I’m with Purman, who says in the middle of this new understanding, “Why keep this a secret?” Why, indeed? Wind Blossom’s response is “So that people can sleep at night without the fear of Threadfall while they sleep.” Which doesn’t make sense. I think more people would sleep better knowing that watch-whers were the night patrol during night Threadfalls. And also, not knowing this has basically permitted the wholesale persecution of watch-whers on the planet, instead of understanding their vital role of keeping the planet safe in conditions where dragons and their riders aren’t as effective. I realize that all of the Threadfall mentioned in the books up to this point happens in the daytime, but if it follows a regular pattern, at some point a Hold has to be sieged by Thread during the night. Which would be a problem for the dragons and the riders, but nobody wakes up to find their fields devastated. Now we know why — the watch-whers have presumably been protecting them during the night. But if Aleesa is right and watch-whers have been either turned away or hunted just about everywhere that doesn’t have another use for them, there aren’t enough watch-whers on the planet to eat a full Threadfall. (Unless they breed wild in several parts of the planet and the humans haven’t discovered this.)

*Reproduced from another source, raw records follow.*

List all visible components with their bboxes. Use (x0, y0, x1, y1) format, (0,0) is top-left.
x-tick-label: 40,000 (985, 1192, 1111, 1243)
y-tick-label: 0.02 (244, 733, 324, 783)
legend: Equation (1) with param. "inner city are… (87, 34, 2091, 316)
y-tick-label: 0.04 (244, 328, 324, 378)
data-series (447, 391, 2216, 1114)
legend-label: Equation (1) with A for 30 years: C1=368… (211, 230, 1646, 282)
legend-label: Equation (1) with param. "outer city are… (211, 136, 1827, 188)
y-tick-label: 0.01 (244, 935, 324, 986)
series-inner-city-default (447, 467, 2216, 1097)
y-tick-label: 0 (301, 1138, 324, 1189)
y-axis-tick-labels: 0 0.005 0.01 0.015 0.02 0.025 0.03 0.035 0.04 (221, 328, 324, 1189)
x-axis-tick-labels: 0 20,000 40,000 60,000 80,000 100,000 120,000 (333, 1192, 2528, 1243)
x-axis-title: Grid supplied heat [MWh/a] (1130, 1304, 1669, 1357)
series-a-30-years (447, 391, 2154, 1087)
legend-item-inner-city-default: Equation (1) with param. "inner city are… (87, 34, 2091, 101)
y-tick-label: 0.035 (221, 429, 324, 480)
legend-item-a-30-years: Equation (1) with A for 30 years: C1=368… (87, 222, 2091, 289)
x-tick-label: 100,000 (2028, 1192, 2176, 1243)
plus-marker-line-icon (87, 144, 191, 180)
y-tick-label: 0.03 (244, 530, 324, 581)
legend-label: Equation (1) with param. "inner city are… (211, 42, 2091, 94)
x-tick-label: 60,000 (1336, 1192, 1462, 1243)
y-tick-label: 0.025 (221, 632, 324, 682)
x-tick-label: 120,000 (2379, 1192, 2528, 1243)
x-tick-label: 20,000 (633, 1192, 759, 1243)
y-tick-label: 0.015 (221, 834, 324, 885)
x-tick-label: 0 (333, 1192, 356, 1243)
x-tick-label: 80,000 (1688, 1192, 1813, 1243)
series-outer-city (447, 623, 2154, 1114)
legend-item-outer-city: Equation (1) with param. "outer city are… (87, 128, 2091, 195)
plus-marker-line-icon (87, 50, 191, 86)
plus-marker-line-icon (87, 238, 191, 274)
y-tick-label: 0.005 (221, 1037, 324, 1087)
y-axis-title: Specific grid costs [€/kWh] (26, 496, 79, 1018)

Which is to say, all in all, this doesn’t make any sense at all. The night patrol purpose of the watch-whers should be common knowledge, and yes, while they’re ugly, they should be seen as a valuable corps of Thread-fighters. Trying to stitch this knowledge in with the books that we’ve already experienced, near and far, is an exercise in the sort of explanations that comic book continuity is famous for. Expect headaches.
Further patching things on to the world, Purman is able to infer from all of this, and his own experience in having to breed a better grub because a fungus started destroying his grape vines, that Wind Blossom and M’hall suspect that disease vectors that affect fire-lizards could affect watch-whers and dragons, and that since there’s been ample time for mutation, the genetic immunity given to dragons and watch-whers might not be enough against mutated strains. There’s our reason for Talith’s cough, and Wind Blossom, M’hall, and Purman’s worries close out Chapter Two.
That’s a lot of new territory for exploration opened up in a single chapter. I like the way that it redeems Wind Blossom from being unfavorably compared to her mother, because their purposes were different, but something like “watch-whers eat Thread at night” is the sort of thing that should be disseminated far and wide so that, like the grubs, people can always be on the lookout for them and to try and help establish breeding lines and spaces for them. With this new knowledge, Kindan shouldn’t have had any trouble at all finding a new watch-wher to come to the mines, instead of the convoluted plot with Aleesa, Zist, and the others. There doesn’t seem to be any real justification beyond the need to set up the current plot as to why vital information is being kept secret, and other pieces of information weren’t being translated to the desired technology level long before Thread accelerated the loss of that technology.
This is a good chapter for worldbuilding, but it really needed to be in with the previous set of books set at the colony era, and subsequent books needed to take this into account. That way we don’t have to fit it in to the pattern and stare at how poorly it grafts with everything else we’ve seen so far.